ANSWER: The Big Push for Midwives is a consumer-driven campaign, made up of every day people who have either had their babies at home or in freestanding birth centers under the care of CPMs or who strongly believe that this should be an option for pregnant women and their families to choose. Legislators most definitely take notice and respond when they hear from a significant number of constituents who are being denied access to health care providers and options. Because midwives are at a disadvantage in the legislative arena, having to compete with much more powerful and well-financed physician groups for legislators’ attention, our strategy from the beginning has been develop a consumer-led campaign, with a grassroots base made up of a diverse coalition of constituencies, including Democrats and Republicans, feminists and Christian conservatives, Amish and Mennonite, and pro-life and pro-choice activists all working together to defend our right to choose how and where our babies are born.

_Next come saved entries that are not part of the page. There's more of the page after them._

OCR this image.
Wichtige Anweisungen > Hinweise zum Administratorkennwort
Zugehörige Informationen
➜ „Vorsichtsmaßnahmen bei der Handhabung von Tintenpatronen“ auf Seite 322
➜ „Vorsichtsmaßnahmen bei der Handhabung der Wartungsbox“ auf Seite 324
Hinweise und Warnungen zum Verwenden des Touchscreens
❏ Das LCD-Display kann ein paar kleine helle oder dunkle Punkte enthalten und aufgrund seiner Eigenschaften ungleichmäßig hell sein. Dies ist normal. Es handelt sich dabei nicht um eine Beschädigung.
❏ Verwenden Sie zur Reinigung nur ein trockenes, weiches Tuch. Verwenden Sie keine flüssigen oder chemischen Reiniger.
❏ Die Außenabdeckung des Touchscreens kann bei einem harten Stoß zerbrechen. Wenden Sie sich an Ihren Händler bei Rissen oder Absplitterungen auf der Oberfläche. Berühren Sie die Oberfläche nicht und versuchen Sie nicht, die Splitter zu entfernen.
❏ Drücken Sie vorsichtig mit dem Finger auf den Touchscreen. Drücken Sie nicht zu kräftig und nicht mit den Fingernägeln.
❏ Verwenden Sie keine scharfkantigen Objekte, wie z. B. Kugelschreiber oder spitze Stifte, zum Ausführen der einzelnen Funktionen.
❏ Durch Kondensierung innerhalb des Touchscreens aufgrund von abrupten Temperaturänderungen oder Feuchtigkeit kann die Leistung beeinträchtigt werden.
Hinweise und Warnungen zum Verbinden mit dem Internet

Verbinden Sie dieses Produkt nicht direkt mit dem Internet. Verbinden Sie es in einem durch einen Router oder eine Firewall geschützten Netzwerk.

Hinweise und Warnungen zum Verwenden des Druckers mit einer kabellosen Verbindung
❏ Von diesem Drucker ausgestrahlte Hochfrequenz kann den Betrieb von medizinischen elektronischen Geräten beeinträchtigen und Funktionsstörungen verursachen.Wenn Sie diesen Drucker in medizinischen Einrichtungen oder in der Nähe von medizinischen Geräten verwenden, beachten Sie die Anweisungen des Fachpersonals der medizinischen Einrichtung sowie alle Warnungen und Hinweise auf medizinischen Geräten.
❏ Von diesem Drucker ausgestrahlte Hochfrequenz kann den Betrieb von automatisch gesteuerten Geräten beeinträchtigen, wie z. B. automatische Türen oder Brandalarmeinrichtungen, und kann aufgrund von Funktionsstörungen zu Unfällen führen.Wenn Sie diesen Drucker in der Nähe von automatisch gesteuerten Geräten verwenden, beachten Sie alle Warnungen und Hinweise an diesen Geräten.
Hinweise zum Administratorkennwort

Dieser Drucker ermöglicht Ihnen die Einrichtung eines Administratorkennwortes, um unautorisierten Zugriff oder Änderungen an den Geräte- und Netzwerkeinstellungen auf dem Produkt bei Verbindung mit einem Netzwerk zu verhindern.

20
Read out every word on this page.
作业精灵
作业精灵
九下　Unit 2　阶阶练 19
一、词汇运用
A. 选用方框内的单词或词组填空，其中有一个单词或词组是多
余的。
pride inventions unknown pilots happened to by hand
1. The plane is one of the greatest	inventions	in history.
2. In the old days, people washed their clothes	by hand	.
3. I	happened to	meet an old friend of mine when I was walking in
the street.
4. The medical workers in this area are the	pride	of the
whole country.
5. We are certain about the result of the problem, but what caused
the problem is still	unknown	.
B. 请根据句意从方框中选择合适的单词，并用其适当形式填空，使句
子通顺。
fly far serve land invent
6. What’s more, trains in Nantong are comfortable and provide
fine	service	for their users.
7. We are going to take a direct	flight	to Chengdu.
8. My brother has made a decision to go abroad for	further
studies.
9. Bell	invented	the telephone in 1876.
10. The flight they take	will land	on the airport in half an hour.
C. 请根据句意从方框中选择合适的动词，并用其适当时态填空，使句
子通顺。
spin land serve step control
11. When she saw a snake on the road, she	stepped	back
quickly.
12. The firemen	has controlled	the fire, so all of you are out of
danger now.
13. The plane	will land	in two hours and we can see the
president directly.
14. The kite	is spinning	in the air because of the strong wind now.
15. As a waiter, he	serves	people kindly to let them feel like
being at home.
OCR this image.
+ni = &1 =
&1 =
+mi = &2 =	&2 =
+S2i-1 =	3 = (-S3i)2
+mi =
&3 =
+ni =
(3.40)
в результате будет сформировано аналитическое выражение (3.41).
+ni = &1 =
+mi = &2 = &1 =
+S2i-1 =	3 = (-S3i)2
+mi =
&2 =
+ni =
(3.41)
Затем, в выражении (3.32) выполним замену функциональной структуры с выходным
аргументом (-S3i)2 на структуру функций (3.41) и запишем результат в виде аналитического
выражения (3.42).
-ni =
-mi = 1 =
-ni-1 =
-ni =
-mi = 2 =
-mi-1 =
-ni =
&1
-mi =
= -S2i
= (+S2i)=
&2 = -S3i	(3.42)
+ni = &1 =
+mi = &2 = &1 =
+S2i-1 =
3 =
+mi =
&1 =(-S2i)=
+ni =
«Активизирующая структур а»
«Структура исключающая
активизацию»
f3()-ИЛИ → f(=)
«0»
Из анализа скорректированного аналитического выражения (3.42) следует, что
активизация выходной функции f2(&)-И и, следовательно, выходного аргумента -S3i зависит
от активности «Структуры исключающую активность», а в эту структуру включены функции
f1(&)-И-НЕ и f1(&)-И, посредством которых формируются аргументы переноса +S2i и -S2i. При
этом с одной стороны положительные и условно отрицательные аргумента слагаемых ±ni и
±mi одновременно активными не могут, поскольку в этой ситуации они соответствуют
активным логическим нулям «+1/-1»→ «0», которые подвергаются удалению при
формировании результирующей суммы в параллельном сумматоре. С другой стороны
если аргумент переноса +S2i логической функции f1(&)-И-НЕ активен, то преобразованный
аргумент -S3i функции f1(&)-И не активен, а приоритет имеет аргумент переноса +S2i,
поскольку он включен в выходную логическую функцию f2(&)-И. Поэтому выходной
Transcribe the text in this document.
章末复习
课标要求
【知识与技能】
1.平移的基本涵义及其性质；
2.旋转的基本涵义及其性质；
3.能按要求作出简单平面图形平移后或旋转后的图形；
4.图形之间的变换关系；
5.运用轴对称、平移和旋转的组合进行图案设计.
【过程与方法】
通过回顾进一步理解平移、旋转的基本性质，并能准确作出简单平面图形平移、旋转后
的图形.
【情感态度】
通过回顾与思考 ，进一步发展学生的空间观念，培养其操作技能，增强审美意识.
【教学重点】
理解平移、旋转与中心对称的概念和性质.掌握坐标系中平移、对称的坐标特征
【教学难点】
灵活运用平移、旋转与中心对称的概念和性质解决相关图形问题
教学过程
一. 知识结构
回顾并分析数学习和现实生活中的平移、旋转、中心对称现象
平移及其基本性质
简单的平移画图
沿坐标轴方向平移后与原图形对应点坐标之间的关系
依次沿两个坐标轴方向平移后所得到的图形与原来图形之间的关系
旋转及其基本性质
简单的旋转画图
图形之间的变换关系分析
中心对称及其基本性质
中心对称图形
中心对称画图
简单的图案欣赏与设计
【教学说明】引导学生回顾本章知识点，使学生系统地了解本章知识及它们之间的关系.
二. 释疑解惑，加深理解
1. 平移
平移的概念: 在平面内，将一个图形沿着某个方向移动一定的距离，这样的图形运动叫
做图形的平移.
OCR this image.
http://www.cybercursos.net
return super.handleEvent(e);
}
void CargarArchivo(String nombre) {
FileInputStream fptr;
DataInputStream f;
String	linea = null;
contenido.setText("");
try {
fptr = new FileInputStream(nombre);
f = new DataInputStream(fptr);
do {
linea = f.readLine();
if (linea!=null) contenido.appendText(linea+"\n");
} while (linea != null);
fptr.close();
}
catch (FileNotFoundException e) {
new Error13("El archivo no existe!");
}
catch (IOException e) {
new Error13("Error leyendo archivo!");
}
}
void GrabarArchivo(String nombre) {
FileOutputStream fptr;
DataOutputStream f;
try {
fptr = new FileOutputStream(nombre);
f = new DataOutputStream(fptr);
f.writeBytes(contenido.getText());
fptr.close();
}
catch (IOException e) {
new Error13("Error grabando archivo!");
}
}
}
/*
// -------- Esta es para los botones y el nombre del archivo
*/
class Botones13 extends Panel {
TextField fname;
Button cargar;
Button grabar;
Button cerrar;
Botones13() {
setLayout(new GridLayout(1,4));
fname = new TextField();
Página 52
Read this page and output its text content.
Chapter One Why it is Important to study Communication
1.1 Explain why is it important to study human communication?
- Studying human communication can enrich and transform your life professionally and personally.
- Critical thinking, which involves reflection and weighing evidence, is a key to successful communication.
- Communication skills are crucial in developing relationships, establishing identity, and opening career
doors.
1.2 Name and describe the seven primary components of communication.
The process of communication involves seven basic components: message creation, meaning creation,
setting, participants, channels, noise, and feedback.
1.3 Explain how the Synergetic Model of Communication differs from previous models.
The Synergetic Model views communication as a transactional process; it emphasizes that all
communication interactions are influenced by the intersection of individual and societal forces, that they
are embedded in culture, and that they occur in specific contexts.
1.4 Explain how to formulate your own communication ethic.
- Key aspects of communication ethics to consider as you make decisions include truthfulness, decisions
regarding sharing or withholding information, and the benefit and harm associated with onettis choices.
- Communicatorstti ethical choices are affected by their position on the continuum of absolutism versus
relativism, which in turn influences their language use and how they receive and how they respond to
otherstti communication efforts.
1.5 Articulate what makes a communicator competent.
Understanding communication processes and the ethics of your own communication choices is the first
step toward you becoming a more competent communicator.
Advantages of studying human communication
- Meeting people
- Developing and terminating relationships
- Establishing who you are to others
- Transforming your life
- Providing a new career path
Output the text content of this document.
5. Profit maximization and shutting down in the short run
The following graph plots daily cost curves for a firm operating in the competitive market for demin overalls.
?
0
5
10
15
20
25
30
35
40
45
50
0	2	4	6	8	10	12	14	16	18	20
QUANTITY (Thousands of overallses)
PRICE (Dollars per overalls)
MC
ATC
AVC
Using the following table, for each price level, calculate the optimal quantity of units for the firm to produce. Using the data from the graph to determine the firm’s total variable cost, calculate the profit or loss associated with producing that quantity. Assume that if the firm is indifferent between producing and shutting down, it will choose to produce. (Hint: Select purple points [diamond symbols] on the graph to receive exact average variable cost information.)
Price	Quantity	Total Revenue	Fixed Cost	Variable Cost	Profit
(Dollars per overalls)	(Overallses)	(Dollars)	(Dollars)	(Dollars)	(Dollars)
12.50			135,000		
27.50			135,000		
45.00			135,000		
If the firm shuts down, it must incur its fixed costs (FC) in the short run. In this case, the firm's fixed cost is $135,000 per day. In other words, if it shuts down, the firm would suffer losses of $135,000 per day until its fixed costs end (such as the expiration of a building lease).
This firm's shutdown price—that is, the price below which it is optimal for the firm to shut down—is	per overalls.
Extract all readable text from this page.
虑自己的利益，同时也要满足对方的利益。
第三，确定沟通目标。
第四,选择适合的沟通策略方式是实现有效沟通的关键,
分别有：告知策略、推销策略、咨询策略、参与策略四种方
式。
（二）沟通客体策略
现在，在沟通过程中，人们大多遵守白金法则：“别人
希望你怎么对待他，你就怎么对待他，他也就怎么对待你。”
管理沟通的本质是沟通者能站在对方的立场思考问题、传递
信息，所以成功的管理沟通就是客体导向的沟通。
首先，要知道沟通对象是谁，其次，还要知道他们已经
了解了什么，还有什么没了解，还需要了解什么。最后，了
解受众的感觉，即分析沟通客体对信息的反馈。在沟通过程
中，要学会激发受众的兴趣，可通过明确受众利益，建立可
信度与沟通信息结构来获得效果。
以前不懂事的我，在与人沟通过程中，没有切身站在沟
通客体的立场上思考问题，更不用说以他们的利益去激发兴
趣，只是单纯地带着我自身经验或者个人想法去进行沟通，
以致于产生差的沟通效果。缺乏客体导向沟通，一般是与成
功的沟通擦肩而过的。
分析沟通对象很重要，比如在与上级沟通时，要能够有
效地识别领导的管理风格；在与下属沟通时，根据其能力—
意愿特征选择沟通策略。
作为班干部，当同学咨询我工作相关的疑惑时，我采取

One of the Big Push’s most notable accomplishments has been our success in transforming media coverage of Certified Professional Midwives and out-of-hospital birth from almost universally negative to consistently positive. Prior to our media outreach campaign, which we launched in 2007, the media’s focus was almost exclusively on a handful of high-profile criminal prosecutions in states where there were no laws or regulations governing the practice of direct-entry midwifery. As a result, the impression that came through loud and clear in the media was that midwives who deliver babies at home are illegal, untrained, and unscrupulous women who routinely endanger the lives of mothers and babies. Since we began our campaign to raise awareness about the CPM credential, the safety, benefits, and cost effectiveness of the care they provide, as well as the need for legislation in all states to license and regulate direct-entry midwives using the CPM credential, the shift in the tone and the content of our media coverage has been remarkable.

When journalists receive objective information about Certified Professional Midwives and out-of-hospital care, they are no longer interested in pursuing sensationalized and simplistic storylines that perpetuate age-old stereotypes and misinformation, which in turn helps us as advocates to direct legislators and policy-makers to more in-depth and thoughtful media coverage about CPMs and out-of-hospital birth and the grassroots movement to advocate on behalf of increasing access to both.